Overall, there is sufficient reliability and validity evidence to support the use of the simplified Chinese DES in Chinese nursing simulation-based education. The researchers believe that the translated DES will offer an opportunity to explore the participants’ experience of debriefing in a Chinese context. Using the simplified Chinese DES in the regular evaluation of debriefing in simulation may make a significant contribution to the development of best practices in debriefing after simulation in nursing and medical education in China.

Limitations

In this study nursing students participated in six simulations and completed questionnaires following the debriefing phase. The experience of different simulations may result in confusion as some experiences may bring back memories from an earlier debriefing that may enhance or reduce the intensity of the experience. Researchers should offer adequate time for students to complete any questionnaires after debriefings.
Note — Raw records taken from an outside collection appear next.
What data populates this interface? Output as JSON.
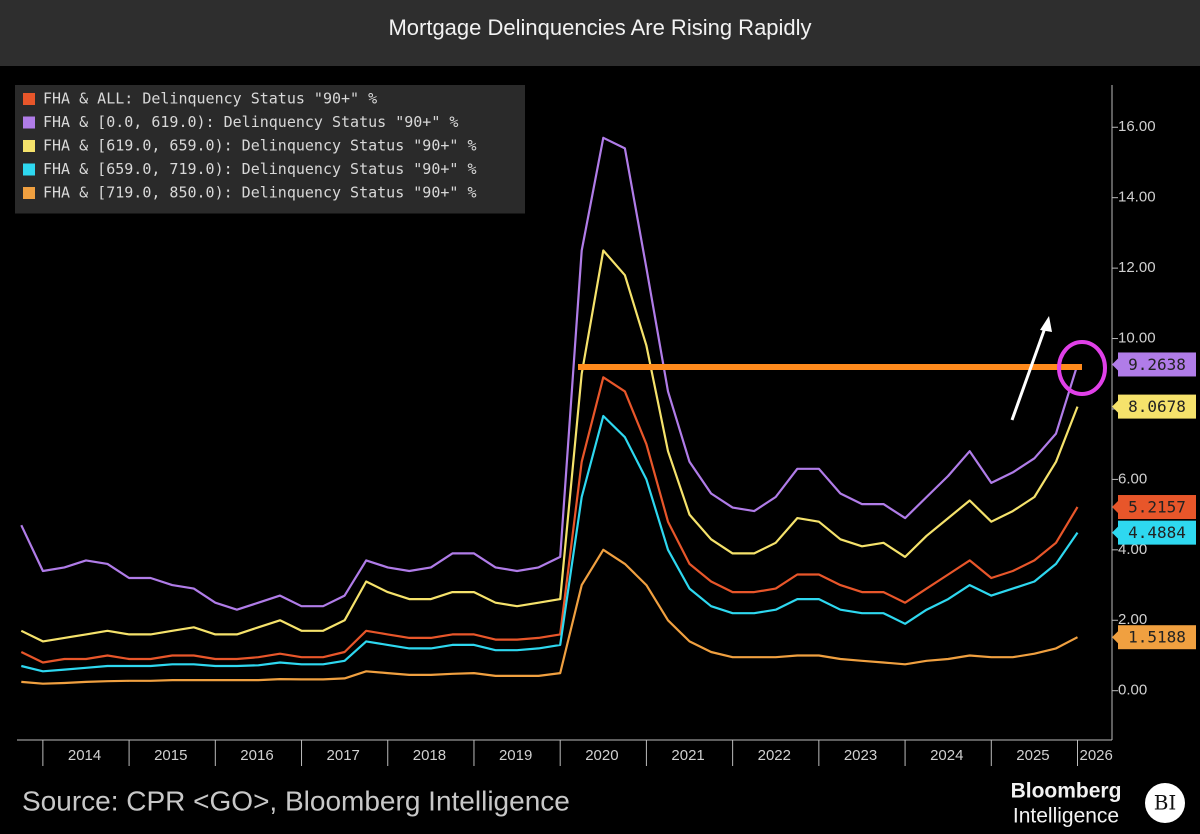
{
  "chart_data": {
    "type": "line",
    "title": "Mortgage Delinquencies Are Rising Rapidly",
    "source": "Source: CPR <GO>, Bloomberg Intelligence",
    "brand": {
      "name": "Bloomberg",
      "unit": "Intelligence",
      "badge": "BI"
    },
    "x": [
      2013.75,
      2014,
      2014.25,
      2014.5,
      2014.75,
      2015,
      2015.25,
      2015.5,
      2015.75,
      2016,
      2016.25,
      2016.5,
      2016.75,
      2017,
      2017.25,
      2017.5,
      2017.75,
      2018,
      2018.25,
      2018.5,
      2018.75,
      2019,
      2019.25,
      2019.5,
      2019.75,
      2020,
      2020.25,
      2020.5,
      2020.75,
      2021,
      2021.25,
      2021.5,
      2021.75,
      2022,
      2022.25,
      2022.5,
      2022.75,
      2023,
      2023.25,
      2023.5,
      2023.75,
      2024,
      2024.25,
      2024.5,
      2024.75,
      2025,
      2025.25,
      2025.5,
      2025.75,
      2026
    ],
    "xlim": [
      2013.7,
      2026.4
    ],
    "xticks": [
      2014,
      2015,
      2016,
      2017,
      2018,
      2019,
      2020,
      2021,
      2022,
      2023,
      2024,
      2025,
      2026
    ],
    "ylim": [
      -1.4,
      17.2
    ],
    "yticks": [
      {
        "value": 0,
        "label": "0.00"
      },
      {
        "value": 2,
        "label": "2.00"
      },
      {
        "value": 4,
        "label": "4.00"
      },
      {
        "value": 6,
        "label": "6.00"
      },
      {
        "value": 8,
        "label": "8.00"
      },
      {
        "value": 10,
        "label": "10.00"
      },
      {
        "value": 12,
        "label": "12.00"
      },
      {
        "value": 14,
        "label": "14.00"
      },
      {
        "value": 16,
        "label": "16.00"
      }
    ],
    "legend": "upper left",
    "series": [
      {
        "name": "FHA & ALL: Delinquency Status \"90+\" %",
        "color": "#e8562a",
        "values": [
          1.1,
          0.8,
          0.9,
          0.9,
          1.0,
          0.9,
          0.9,
          1.0,
          1.0,
          0.9,
          0.9,
          0.95,
          1.05,
          0.95,
          0.95,
          1.1,
          1.7,
          1.6,
          1.5,
          1.5,
          1.6,
          1.6,
          1.45,
          1.45,
          1.5,
          1.6,
          6.5,
          8.9,
          8.5,
          7.0,
          4.8,
          3.6,
          3.1,
          2.8,
          2.8,
          2.9,
          3.3,
          3.3,
          3.0,
          2.8,
          2.8,
          2.5,
          2.9,
          3.3,
          3.7,
          3.2,
          3.4,
          3.7,
          4.2,
          5.2157
        ]
      },
      {
        "name": "FHA & [0.0, 619.0): Delinquency Status \"90+\" %",
        "color": "#b07ce8",
        "values": [
          4.7,
          3.4,
          3.5,
          3.7,
          3.6,
          3.2,
          3.2,
          3.0,
          2.9,
          2.5,
          2.3,
          2.5,
          2.7,
          2.4,
          2.4,
          2.7,
          3.7,
          3.5,
          3.4,
          3.5,
          3.9,
          3.9,
          3.5,
          3.4,
          3.5,
          3.8,
          12.5,
          15.7,
          15.4,
          12.0,
          8.5,
          6.5,
          5.6,
          5.2,
          5.1,
          5.5,
          6.3,
          6.3,
          5.6,
          5.3,
          5.3,
          4.9,
          5.5,
          6.1,
          6.8,
          5.9,
          6.2,
          6.6,
          7.3,
          9.2638
        ]
      },
      {
        "name": "FHA & [619.0, 659.0): Delinquency Status \"90+\" %",
        "color": "#f5e26b",
        "values": [
          1.7,
          1.4,
          1.5,
          1.6,
          1.7,
          1.6,
          1.6,
          1.7,
          1.8,
          1.6,
          1.6,
          1.8,
          2.0,
          1.7,
          1.7,
          2.0,
          3.1,
          2.8,
          2.6,
          2.6,
          2.8,
          2.8,
          2.5,
          2.4,
          2.5,
          2.6,
          9.0,
          12.5,
          11.8,
          9.8,
          6.8,
          5.0,
          4.3,
          3.9,
          3.9,
          4.2,
          4.9,
          4.8,
          4.3,
          4.1,
          4.2,
          3.8,
          4.4,
          4.9,
          5.4,
          4.8,
          5.1,
          5.5,
          6.5,
          8.0678
        ]
      },
      {
        "name": "FHA & [659.0, 719.0): Delinquency Status \"90+\" %",
        "color": "#2ed8f0",
        "values": [
          0.7,
          0.55,
          0.6,
          0.65,
          0.7,
          0.7,
          0.7,
          0.75,
          0.75,
          0.7,
          0.7,
          0.72,
          0.8,
          0.75,
          0.75,
          0.85,
          1.4,
          1.3,
          1.2,
          1.2,
          1.3,
          1.3,
          1.15,
          1.15,
          1.2,
          1.3,
          5.5,
          7.8,
          7.2,
          6.0,
          4.0,
          2.9,
          2.4,
          2.2,
          2.2,
          2.3,
          2.6,
          2.6,
          2.3,
          2.2,
          2.2,
          1.9,
          2.3,
          2.6,
          3.0,
          2.7,
          2.9,
          3.1,
          3.6,
          4.4884
        ]
      },
      {
        "name": "FHA & [719.0, 850.0): Delinquency Status \"90+\" %",
        "color": "#f0a040",
        "values": [
          0.25,
          0.2,
          0.22,
          0.25,
          0.27,
          0.28,
          0.28,
          0.3,
          0.3,
          0.3,
          0.3,
          0.3,
          0.33,
          0.32,
          0.32,
          0.35,
          0.55,
          0.5,
          0.45,
          0.45,
          0.48,
          0.5,
          0.42,
          0.42,
          0.42,
          0.5,
          3.0,
          4.0,
          3.6,
          3.0,
          2.0,
          1.4,
          1.1,
          0.95,
          0.95,
          0.95,
          1.0,
          1.0,
          0.9,
          0.85,
          0.8,
          0.75,
          0.85,
          0.9,
          1.0,
          0.95,
          0.95,
          1.05,
          1.2,
          1.5188
        ]
      }
    ]
  }
}
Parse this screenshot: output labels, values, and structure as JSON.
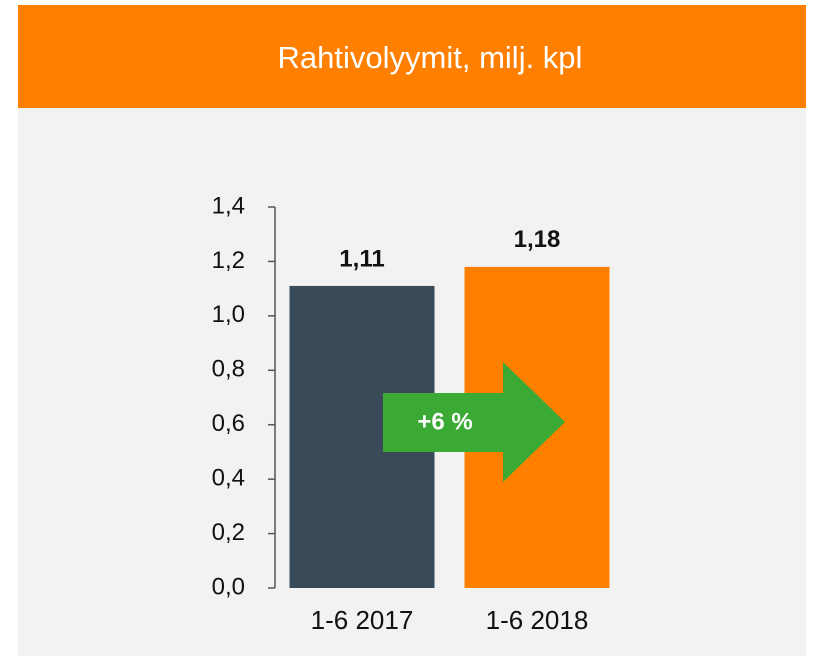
{
  "chart_data": {
    "type": "bar",
    "title": "Rahtivolyymit, milj. kpl",
    "categories": [
      "1-6 2017",
      "1-6 2018"
    ],
    "values": [
      1.11,
      1.18
    ],
    "value_labels": [
      "1,11",
      "1,18"
    ],
    "colors": [
      "#394a58",
      "#ff7f00"
    ],
    "annotation": "+6 %",
    "annotation_color": "#3aaa35",
    "ylim": [
      0,
      1.4
    ],
    "yticks": [
      {
        "value": 0,
        "label": "0,0"
      },
      {
        "value": 0.2,
        "label": "0,2"
      },
      {
        "value": 0.4,
        "label": "0,4"
      },
      {
        "value": 0.6,
        "label": "0,6"
      },
      {
        "value": 0.8,
        "label": "0,8"
      },
      {
        "value": 1.0,
        "label": "1,0"
      },
      {
        "value": 1.2,
        "label": "1,2"
      },
      {
        "value": 1.4,
        "label": "1,4"
      }
    ],
    "grid": false
  }
}
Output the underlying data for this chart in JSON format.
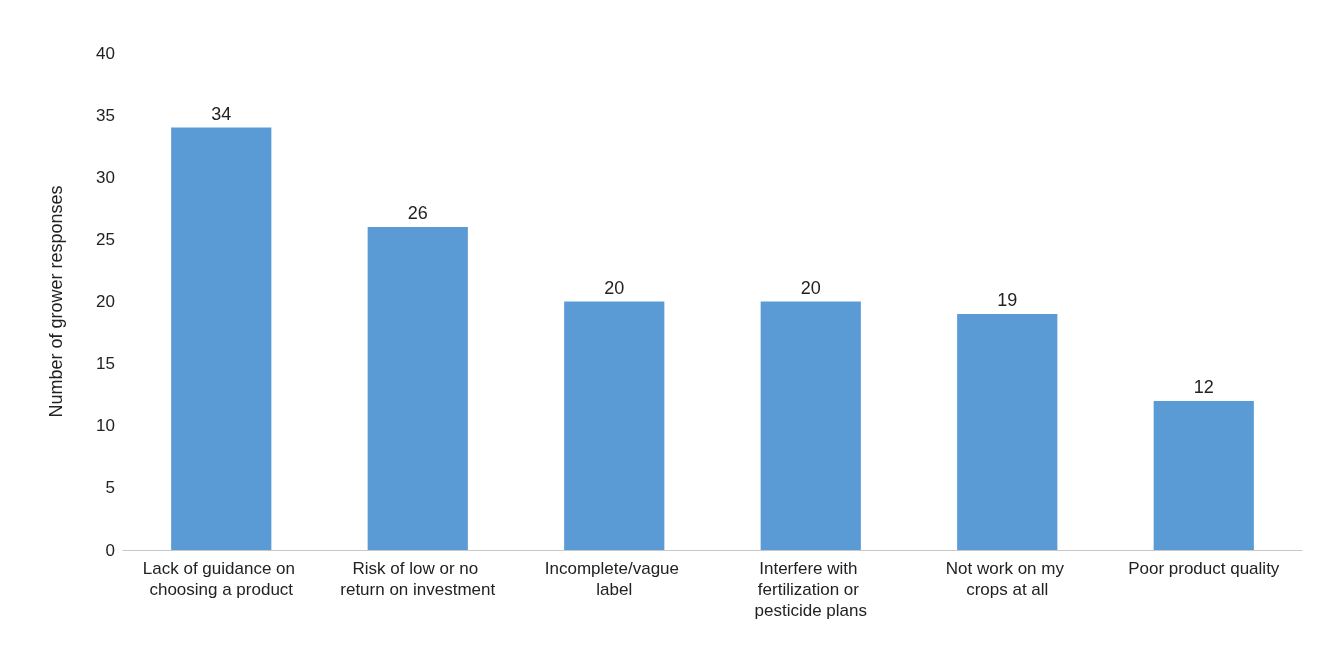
{
  "chart_data": {
    "type": "bar",
    "ylabel": "Number of grower responses",
    "categories": [
      "Lack of guidance on choosing a product",
      "Risk of low or no return on investment",
      "Incomplete/vague label",
      "Interfere with fertilization or pesticide plans",
      "Not work on my crops at all",
      "Poor product quality"
    ],
    "values": [
      34,
      26,
      20,
      20,
      19,
      12
    ],
    "color": "#5b9bd5",
    "ylim": [
      0,
      40
    ],
    "yticks": [
      0,
      5,
      10,
      15,
      20,
      25,
      30,
      35,
      40
    ],
    "grid": false,
    "data_labels": true
  }
}
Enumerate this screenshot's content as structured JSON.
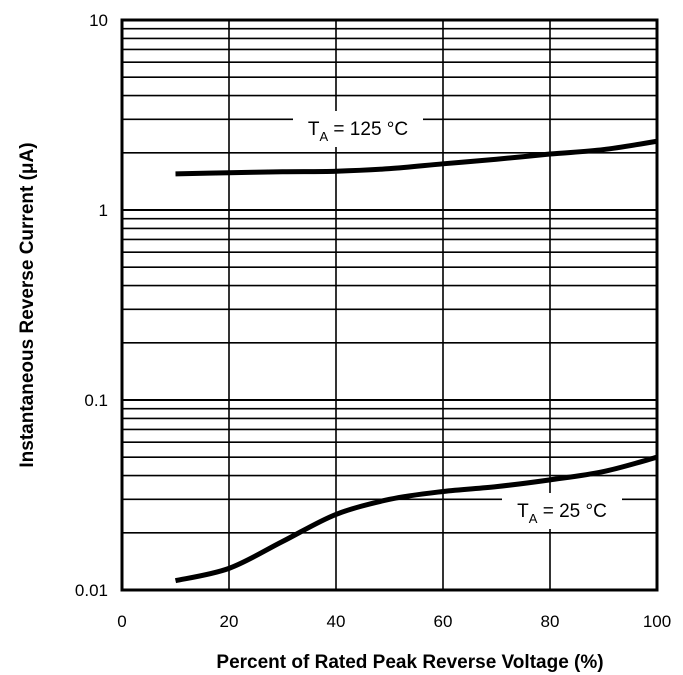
{
  "chart_data": {
    "type": "line",
    "x": [
      10,
      20,
      30,
      40,
      50,
      60,
      70,
      80,
      90,
      100
    ],
    "xlabel": "Percent of Rated Peak Reverse Voltage (%)",
    "ylabel": "Instantaneous Reverse Current (μA)",
    "xlim": [
      0,
      100
    ],
    "ylim": [
      0.01,
      10
    ],
    "yscale": "log",
    "grid": true,
    "xticks": [
      "0",
      "20",
      "40",
      "60",
      "80",
      "100"
    ],
    "yticks": [
      "0.01",
      "0.1",
      "1",
      "10"
    ],
    "series": [
      {
        "label_main": "T",
        "label_sub": "A",
        "label_rest": " = 125 °C",
        "values": [
          1.55,
          1.57,
          1.59,
          1.6,
          1.65,
          1.75,
          1.85,
          1.97,
          2.08,
          2.3
        ]
      },
      {
        "label_main": "T",
        "label_sub": "A",
        "label_rest": " = 25 °C",
        "values": [
          0.0112,
          0.013,
          0.018,
          0.025,
          0.03,
          0.033,
          0.035,
          0.038,
          0.042,
          0.05
        ]
      }
    ],
    "color": "#000000"
  }
}
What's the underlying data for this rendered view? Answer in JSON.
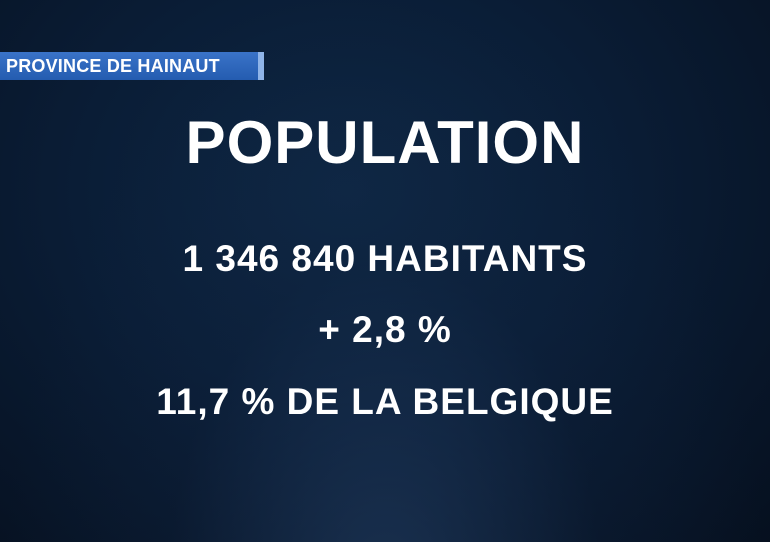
{
  "header": {
    "tag": "PROVINCE DE HAINAUT",
    "title": "POPULATION"
  },
  "lines": [
    "1 346 840 HABITANTS",
    "+ 2,8 %",
    "11,7 % DE LA BELGIQUE"
  ]
}
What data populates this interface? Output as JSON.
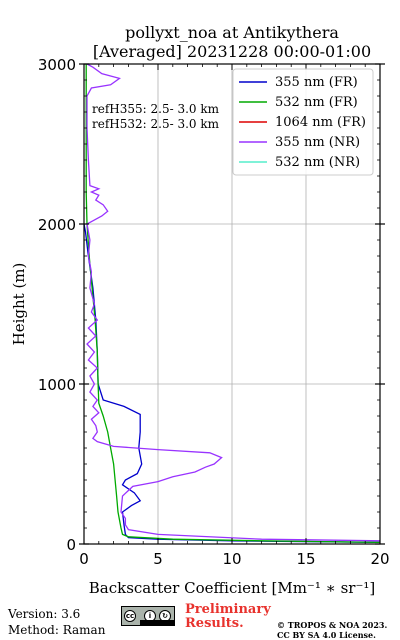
{
  "chart_data": {
    "type": "line",
    "title": [
      "pollyxt_noa at Antikythera",
      "[Averaged] 20231228 00:00-01:00"
    ],
    "xlabel": "Backscatter Coefficient [Mm⁻¹ ∗ sr⁻¹]",
    "ylabel": "Height (m)",
    "xlim": [
      0,
      20
    ],
    "ylim": [
      0,
      3000
    ],
    "xticks": [
      0,
      5,
      10,
      15,
      20
    ],
    "yticks": [
      0,
      1000,
      2000,
      3000
    ],
    "grid": true,
    "legend_position": "top-right",
    "annotations": [
      "refH355:  2.5- 3.0 km",
      "refH532:  2.5- 3.0 km"
    ],
    "series": [
      {
        "name": "355 nm (FR)",
        "color": "#0000cc",
        "points": [
          [
            20,
            10
          ],
          [
            10,
            20
          ],
          [
            5,
            30
          ],
          [
            3,
            40
          ],
          [
            2.8,
            60
          ],
          [
            2.7,
            120
          ],
          [
            2.6,
            200
          ],
          [
            3.2,
            240
          ],
          [
            3.8,
            270
          ],
          [
            3.4,
            320
          ],
          [
            2.6,
            370
          ],
          [
            2.8,
            400
          ],
          [
            3.6,
            440
          ],
          [
            3.9,
            500
          ],
          [
            3.7,
            600
          ],
          [
            3.8,
            700
          ],
          [
            3.8,
            810
          ],
          [
            2.7,
            860
          ],
          [
            1.3,
            900
          ],
          [
            0.95,
            1000
          ],
          [
            0.9,
            1200
          ],
          [
            0.8,
            1400
          ],
          [
            0.6,
            1600
          ],
          [
            0.3,
            1800
          ],
          [
            0.1,
            1950
          ],
          [
            0,
            2000
          ]
        ]
      },
      {
        "name": "532 nm (FR)",
        "color": "#00aa00",
        "points": [
          [
            20,
            10
          ],
          [
            12,
            20
          ],
          [
            6,
            30
          ],
          [
            3,
            45
          ],
          [
            2.6,
            60
          ],
          [
            2.5,
            100
          ],
          [
            2.3,
            200
          ],
          [
            2.2,
            300
          ],
          [
            2.1,
            400
          ],
          [
            2.0,
            500
          ],
          [
            1.8,
            600
          ],
          [
            1.6,
            700
          ],
          [
            1.3,
            800
          ],
          [
            1.0,
            880
          ],
          [
            0.95,
            1000
          ],
          [
            0.9,
            1200
          ],
          [
            0.75,
            1400
          ],
          [
            0.55,
            1600
          ],
          [
            0.35,
            1800
          ],
          [
            0.2,
            2000
          ],
          [
            0.15,
            2200
          ],
          [
            0.15,
            2500
          ],
          [
            0.15,
            2800
          ],
          [
            0.15,
            3000
          ]
        ]
      },
      {
        "name": "1064 nm (FR)",
        "color": "#dd0000",
        "points": []
      },
      {
        "name": "355 nm (NR)",
        "color": "#9933ff",
        "points": [
          [
            20,
            20
          ],
          [
            12,
            30
          ],
          [
            5,
            60
          ],
          [
            3,
            90
          ],
          [
            2.8,
            120
          ],
          [
            2.8,
            160
          ],
          [
            2.5,
            200
          ],
          [
            2.6,
            300
          ],
          [
            3.3,
            360
          ],
          [
            5,
            390
          ],
          [
            6,
            420
          ],
          [
            7.5,
            450
          ],
          [
            8.2,
            480
          ],
          [
            8.8,
            500
          ],
          [
            9.3,
            540
          ],
          [
            8.5,
            570
          ],
          [
            5,
            590
          ],
          [
            2,
            610
          ],
          [
            0.9,
            640
          ],
          [
            0.6,
            660
          ],
          [
            0.9,
            700
          ],
          [
            0.8,
            740
          ],
          [
            0.5,
            780
          ],
          [
            1.0,
            820
          ],
          [
            0.6,
            860
          ],
          [
            0.9,
            900
          ],
          [
            0.4,
            950
          ],
          [
            0.7,
            1000
          ],
          [
            0.4,
            1050
          ],
          [
            0.9,
            1100
          ],
          [
            0.3,
            1150
          ],
          [
            0.7,
            1200
          ],
          [
            0.2,
            1250
          ],
          [
            0.8,
            1300
          ],
          [
            0.3,
            1350
          ],
          [
            0.9,
            1400
          ],
          [
            0.5,
            1450
          ],
          [
            0.7,
            1500
          ],
          [
            0.4,
            1600
          ],
          [
            0.5,
            1700
          ],
          [
            0.3,
            1800
          ],
          [
            0.4,
            1900
          ],
          [
            0.2,
            2000
          ],
          [
            0.6,
            2020
          ],
          [
            1.2,
            2050
          ],
          [
            1.6,
            2080
          ],
          [
            1.3,
            2120
          ],
          [
            0.8,
            2150
          ],
          [
            1.0,
            2180
          ],
          [
            0.5,
            2200
          ],
          [
            1.0,
            2220
          ],
          [
            0.4,
            2240
          ],
          [
            0.3,
            2400
          ],
          [
            0.2,
            2600
          ],
          [
            0.2,
            2800
          ],
          [
            0.5,
            2850
          ],
          [
            1.8,
            2870
          ],
          [
            2.4,
            2910
          ],
          [
            1.2,
            2940
          ],
          [
            0.6,
            2980
          ],
          [
            0.2,
            3000
          ]
        ]
      },
      {
        "name": "532 nm (NR)",
        "color": "#55eecc",
        "points": []
      }
    ]
  },
  "footer": {
    "version": "Version: 3.6",
    "method": "Method: Raman",
    "preliminary_1": "Preliminary",
    "preliminary_2": "Results.",
    "copyright_1": "© TROPOS & NOA 2023.",
    "copyright_2": "CC BY SA 4.0 License.",
    "badge_text": "BY SA"
  }
}
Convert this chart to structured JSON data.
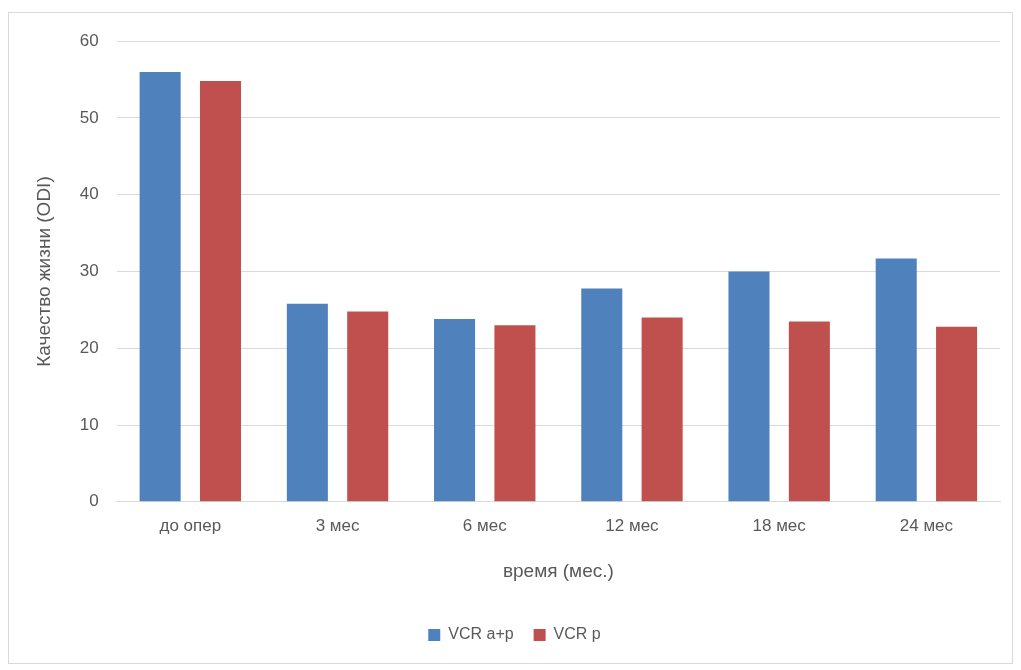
{
  "chart_data": {
    "type": "bar",
    "xlabel": "время (мес.)",
    "ylabel": "Качество жизни (ODI)",
    "categories": [
      "до опер",
      "3 мес",
      "6 мес",
      "12 мес",
      "18 мес",
      "24 мес"
    ],
    "series": [
      {
        "name": "VCR a+p",
        "color": "#4f81bd",
        "values": [
          56,
          25.8,
          23.8,
          27.8,
          30,
          31.7
        ]
      },
      {
        "name": "VCR p",
        "color": "#c0504d",
        "values": [
          54.8,
          24.8,
          23,
          24,
          23.5,
          22.8
        ]
      }
    ],
    "ylim": [
      0,
      60
    ],
    "yticks": [
      0,
      10,
      20,
      30,
      40,
      50,
      60
    ],
    "grid": "y",
    "legend": "bottom"
  }
}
Another limitation of the current study may be the size of the sample, although the sample number was acceptable according to Comrey and Lee [28]. A larger sample could have resulted in a different factor solution by offering an improved subject-to-item ratio [29]. The participants were from the same school, thus a multicenter research study is needed in the future, but maintaining homogeneity of the simulation and debriefing needs to be considered.

Conclusions

The validation process for the simplified Chinese version of the Debriefing Experience Scale showed that the scale was effective in evaluating the experience of debriefing. The result of the EFA suggested the inclusion of fewer subscales. As validity testing is an ongoing process, a larger sample size and multicenter research will contribute to consolidation of the scale’s validity.